Regaining Control

Regaining Control

A partner comes to me in tears and is about to walk out on a long-term relationship. He has been battling a controlling wife for years. He needs space, autonomy, and a great deal of self-esteem back in his life. He has let go of all of what is important to him… slowly… day-by-day, inch-by-inch, year-by-year. Now, he is holding on by a thread. Where did the relationship go wrong? How can he get it back on track?

Let’s start from the problem. Relationship is not another word for dependency. Most relationships are. To have a dependent, you need a co-dependent. So, if you have someone who needs control, you have a partner who is co-dependent in the control game. It may start off with, “I need the towels to be folded just like this, in two triangles, then beveled at the edge.”

The partner looks crossed-eyed at his wife and thinks, okay, if that’s what will make you happy. It doesn’t matter to me how the towels are folded. It’s such a small thing.

But then the wife (or partner) begins to continue to need to control every small thing down to the kind of deodorant he wears and brand name of the shirts he sports. It no longer is a matter of “it doesn’t matter to me.” It becomes a game of control for the wife. Perhaps it’s even OCD for her.

Obsessive-compulsive disorder is an anxiety disorder in which people have unwanted and repeated thoughts, feelings, ideas, sensations (obsessions), or behaviors that make them feel driven to do something (compulsions).

The controller has an issue with him or herself. He or she can’t gain control of his or her own life, so he or she begins to progressively gain control over yours. And it seems in this scenario the partner has let her. Her happiness rests in the idea that she must cook the meals, shop, pick out the right healthy food, work out the time to exercise, provide time to sleep, watch TV, take a crap… It’s all mapped out, because she can’t stop the behavior.

If you are in this scenario or something similar, you may feel like you are smothered and sense you have lost your Self in the relationship. It isn’t uncommon that you might lose sexual desire for your partner and even have an extra marital affair, because you want simply to get out of the relationship and find You again.

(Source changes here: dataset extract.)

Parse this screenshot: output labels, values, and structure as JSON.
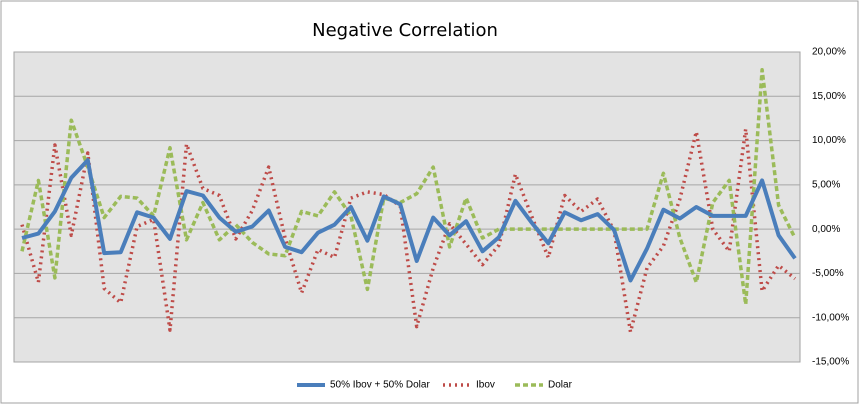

The affair probably isn’t the answer, but it is a very telling device, if that is the case.

Another kind of controlling person is a narcissist.

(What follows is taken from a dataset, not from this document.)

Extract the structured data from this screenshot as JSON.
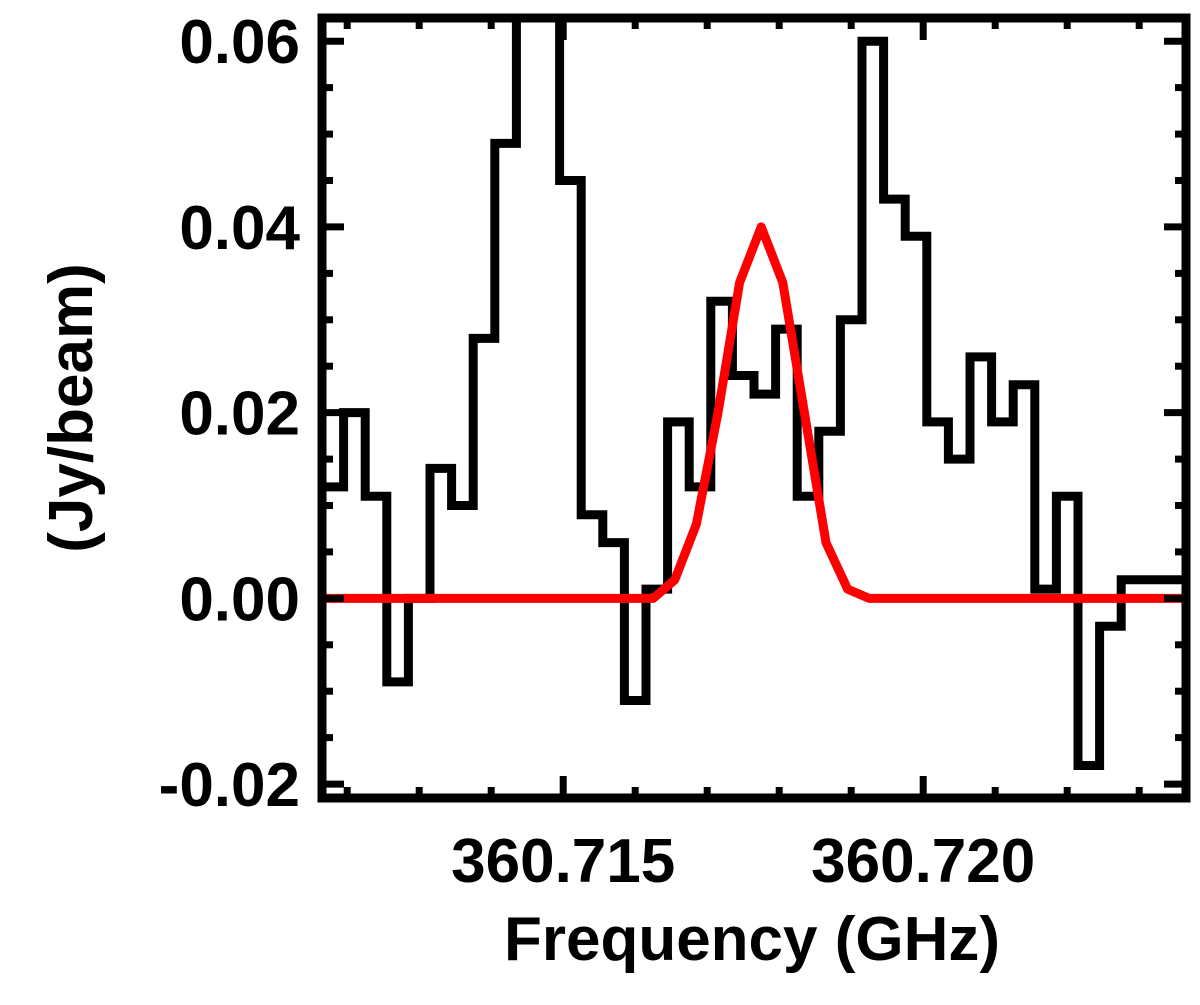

Narcissistic personality disorder (NPD) is a personality disorder[1]in which the individual is described as being excessively preoccupied with issues of personal adequacy, power, prestige and vanity. This condition affects one percent of the population.[2][3] First formulated in 1968, it was historically called megalomania, and it is closely linked to egocentrism.

The definition above doesn’t begin to describe the pain a narcissist can cause in your life if you are in relationship with one. They take complete control of you and will settle for nothing less than perfection, because everything is a reflection of them, even you. If you are not looking your best, they don’t look their best.

Life revolves around one thing with a narcissist—I.

To learn to get your control back, you must see what you are dealing with in a relationship, which is why I started with the problem. If it’s mental illness, there may be help, if the partner is willing to try counseling or certain medications. Narcissism, however, is one of those defined mental illnesses that really doesn’t have a clear definition of “being healed” by any sense of the word. In fact, most therapists usually end up taking a shot of whiskey after a therapy session with a narcissist. Narcissists simply make everybody feel crazy, even therapists.

If you’re in a relationship with a narcissist, I’d say take two steps sideways and try seeking help yourself. You may find the power to deal with that person, but mostly I have found that in dealing with NPD, the partner ends up moving on.

Gaining control usually means looking inside and finding out what you need to be healthy. It often means letting go of any kind of guilt that you have inside for what you have done to that person in your attempt to find yourself and risking people thinking bad of you to do what is best for your own soul.

There is only one power and one love active in your mind and in your life: GOD THE GOOD. And this power will lead you to your right and perfect place, even if it is on your own. You have to be okay with that.

Once I made a deal with God and myself to stay single and not to date for a year until I got strong enough to learn to be so needy. It was really hard for me. I grew up with five brothers and sisters. I always had people around me. Being by myself was no easy task. When I first took on the task, I would have the television on, my computer on my lap and would be chatting with 3-5 people at the same time I was watching a show and playing Boggle. It took almost three months for me to feel safe by myself and stop the computer madness.

But I learned that being quiet and alone was a good thing. I learned that power was not about being with someone. Power was about autonomy and inner strength that I could call on at anytime, when no one was around. Those lessons I’ll take to my grave, even as I’m in a relationship.

Gaining control is listening to your self and to your Highest Power—always.  This road simultaneously leads to peace.